Anavex could put something in front of the EMA, then let them decide if it is enough. Why should Dr. M's overly conservative, You'll understand why we did it this way..., timeline hold back relief for millions?
Let those whose decision it is at least have the option to say, OK, go ahead but understand if the OLE is a disaster then some adjustments will have to be made. If the OLE is OK, not great, just OK, then full speed ahead.
It's all about safety and I really don't see the great risk with compassionate use folks on it for 4 years
It surely wouldn't hurt.
Yes, how about Anavex keeps them apprised of the data as it becomes available and will submit as an appendum?
There is an urgency here.
Having seen the data the EMA is positive towards Anavex, requesting it ask for Full Approval for Alzheimer's Disease.
Without pushing it too far I wonder if Anavex needs to dot every i and cross every T? They have a hungry willing market begging for what they have. Would it be foolish to assume the EMA would like to have something in front of them they can approve? And won't be scrutinizing minutia with artificial intelligence?
Would it be foolish to assume some at the EMA would also like to start taking 30mg of Blarcamesine before year end?

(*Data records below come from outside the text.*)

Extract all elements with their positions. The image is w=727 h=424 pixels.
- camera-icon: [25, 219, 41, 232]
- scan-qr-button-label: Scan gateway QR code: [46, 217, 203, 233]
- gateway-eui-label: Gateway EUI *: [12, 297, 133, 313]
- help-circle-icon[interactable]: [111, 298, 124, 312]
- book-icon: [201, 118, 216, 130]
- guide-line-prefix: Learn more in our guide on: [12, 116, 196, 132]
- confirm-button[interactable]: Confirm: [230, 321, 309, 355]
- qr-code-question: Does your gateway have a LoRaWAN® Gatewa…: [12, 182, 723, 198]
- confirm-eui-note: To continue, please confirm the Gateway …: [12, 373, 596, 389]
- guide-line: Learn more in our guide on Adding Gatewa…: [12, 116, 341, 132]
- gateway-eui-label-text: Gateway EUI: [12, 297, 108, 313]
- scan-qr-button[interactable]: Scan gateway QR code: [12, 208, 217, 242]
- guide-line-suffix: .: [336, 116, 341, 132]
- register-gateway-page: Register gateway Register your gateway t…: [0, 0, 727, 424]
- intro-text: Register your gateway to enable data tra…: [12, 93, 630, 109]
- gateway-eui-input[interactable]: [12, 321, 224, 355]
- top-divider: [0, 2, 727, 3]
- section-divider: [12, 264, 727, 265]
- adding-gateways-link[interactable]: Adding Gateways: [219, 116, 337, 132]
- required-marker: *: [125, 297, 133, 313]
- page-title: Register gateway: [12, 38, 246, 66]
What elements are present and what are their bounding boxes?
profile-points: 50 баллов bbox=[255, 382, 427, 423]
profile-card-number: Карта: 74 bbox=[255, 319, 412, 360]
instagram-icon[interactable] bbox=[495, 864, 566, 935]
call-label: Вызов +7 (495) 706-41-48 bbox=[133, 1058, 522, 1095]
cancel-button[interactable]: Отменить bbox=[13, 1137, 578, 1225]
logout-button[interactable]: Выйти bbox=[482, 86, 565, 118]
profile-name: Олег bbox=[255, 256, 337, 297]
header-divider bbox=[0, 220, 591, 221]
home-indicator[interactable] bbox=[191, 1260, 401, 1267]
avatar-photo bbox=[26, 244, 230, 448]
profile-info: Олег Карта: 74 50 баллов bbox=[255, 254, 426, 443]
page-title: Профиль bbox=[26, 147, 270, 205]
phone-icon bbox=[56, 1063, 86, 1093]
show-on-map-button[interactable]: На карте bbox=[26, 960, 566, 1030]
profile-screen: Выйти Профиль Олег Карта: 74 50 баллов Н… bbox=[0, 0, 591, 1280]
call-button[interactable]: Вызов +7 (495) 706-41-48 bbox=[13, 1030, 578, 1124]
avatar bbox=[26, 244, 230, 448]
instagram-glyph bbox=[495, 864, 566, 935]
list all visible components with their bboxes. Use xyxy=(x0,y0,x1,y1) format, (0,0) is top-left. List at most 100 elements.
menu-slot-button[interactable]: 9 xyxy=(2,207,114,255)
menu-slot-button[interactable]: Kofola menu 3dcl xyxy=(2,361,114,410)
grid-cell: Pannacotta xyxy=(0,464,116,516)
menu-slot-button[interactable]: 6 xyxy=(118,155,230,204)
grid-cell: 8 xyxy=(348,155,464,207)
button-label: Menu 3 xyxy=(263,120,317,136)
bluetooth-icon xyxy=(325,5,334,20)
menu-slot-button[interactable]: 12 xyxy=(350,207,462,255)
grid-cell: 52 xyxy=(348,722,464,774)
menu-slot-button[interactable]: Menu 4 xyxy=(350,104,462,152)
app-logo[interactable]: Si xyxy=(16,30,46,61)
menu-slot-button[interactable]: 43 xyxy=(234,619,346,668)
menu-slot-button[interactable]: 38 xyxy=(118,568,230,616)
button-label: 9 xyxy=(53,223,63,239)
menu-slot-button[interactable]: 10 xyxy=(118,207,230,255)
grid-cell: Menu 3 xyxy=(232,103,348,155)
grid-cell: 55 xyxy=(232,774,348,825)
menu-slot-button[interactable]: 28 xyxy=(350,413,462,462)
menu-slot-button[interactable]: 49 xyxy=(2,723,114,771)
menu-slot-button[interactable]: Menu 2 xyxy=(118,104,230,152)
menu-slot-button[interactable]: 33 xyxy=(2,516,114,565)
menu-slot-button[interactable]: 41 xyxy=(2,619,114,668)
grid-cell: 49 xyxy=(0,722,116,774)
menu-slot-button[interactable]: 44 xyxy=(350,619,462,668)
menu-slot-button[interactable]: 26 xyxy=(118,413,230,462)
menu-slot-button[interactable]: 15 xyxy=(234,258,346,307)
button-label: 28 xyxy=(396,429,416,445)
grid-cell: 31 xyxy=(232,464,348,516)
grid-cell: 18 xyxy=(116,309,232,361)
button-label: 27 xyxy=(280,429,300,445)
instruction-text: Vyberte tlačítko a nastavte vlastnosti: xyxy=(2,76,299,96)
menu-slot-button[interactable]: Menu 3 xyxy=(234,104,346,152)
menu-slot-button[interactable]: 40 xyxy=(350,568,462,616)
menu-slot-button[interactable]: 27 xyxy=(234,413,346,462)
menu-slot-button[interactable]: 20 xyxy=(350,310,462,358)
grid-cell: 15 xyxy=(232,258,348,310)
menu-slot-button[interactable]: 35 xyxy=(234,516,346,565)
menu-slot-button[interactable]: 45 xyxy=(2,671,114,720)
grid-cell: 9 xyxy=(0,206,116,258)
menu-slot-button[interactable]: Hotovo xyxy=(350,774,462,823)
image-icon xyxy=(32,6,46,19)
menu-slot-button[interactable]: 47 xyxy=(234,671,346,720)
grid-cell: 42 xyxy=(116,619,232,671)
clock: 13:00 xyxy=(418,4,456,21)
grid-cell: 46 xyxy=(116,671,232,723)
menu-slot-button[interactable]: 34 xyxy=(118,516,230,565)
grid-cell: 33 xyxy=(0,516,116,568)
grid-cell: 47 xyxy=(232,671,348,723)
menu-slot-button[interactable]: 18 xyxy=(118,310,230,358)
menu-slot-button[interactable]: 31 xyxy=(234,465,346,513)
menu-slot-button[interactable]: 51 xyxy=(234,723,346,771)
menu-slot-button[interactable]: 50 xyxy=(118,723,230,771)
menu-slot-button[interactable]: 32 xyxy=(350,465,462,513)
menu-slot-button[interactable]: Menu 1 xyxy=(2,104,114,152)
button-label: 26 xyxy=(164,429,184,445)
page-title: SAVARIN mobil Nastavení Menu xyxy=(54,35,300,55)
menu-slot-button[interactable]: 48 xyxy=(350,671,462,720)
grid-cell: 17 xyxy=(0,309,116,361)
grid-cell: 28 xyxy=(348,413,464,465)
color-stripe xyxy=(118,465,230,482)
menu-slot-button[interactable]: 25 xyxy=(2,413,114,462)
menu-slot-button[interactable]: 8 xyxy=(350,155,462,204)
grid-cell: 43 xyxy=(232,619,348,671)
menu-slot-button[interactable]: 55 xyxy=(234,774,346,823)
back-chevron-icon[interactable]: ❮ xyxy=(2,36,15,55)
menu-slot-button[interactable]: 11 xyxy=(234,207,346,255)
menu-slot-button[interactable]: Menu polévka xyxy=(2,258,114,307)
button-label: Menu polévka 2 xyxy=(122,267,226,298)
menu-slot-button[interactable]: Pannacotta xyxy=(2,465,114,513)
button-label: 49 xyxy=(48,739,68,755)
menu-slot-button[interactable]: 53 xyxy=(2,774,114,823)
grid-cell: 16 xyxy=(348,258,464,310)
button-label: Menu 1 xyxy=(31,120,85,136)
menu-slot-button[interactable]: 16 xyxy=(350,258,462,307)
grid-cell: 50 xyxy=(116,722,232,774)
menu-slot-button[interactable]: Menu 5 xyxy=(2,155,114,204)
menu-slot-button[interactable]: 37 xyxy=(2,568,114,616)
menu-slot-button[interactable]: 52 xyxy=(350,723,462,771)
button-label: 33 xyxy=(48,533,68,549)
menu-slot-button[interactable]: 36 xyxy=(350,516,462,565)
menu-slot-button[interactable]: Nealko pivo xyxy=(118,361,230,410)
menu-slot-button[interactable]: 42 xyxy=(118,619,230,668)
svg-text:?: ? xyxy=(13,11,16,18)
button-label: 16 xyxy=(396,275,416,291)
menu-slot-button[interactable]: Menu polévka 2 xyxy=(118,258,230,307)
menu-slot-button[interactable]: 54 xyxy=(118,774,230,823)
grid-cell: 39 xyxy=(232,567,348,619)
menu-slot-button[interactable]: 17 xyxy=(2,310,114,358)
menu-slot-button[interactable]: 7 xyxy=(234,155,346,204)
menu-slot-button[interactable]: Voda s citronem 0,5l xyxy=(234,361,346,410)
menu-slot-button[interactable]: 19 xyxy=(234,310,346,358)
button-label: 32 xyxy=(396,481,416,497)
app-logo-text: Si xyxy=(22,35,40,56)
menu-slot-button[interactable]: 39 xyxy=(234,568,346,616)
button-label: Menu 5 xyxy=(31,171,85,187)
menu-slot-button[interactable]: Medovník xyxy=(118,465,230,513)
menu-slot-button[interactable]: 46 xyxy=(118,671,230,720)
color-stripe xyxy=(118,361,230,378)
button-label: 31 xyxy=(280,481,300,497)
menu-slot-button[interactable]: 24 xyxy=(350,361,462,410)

I don't know how these things go but I don't think Anavex needs to ask for any favors to expect Blarcamesine to be approved.
Does Anavex need to include the OLE data?
Blarcamesine will be approved by the EMA.
The barrier that Lec, Adu, Doncorleonamab faced isn't the incremental reduction in decline, its the awful adverse side effects. Brain bleeding ARIA, swelling, death. Those are big turn offs.
Had approval been sought before the EMA had seen Anavex data, there might have been a greater chance for the Mab approval but why offer an inferior drug that can kill you to people when there is a better, safer alternative that doesn't require infusions, MRI's, etc..
--EF Hutton Initiates Anavex Life Sciences at Buy With $46 Price Target
That would make sense and agree, God Bless. Also, the EMA.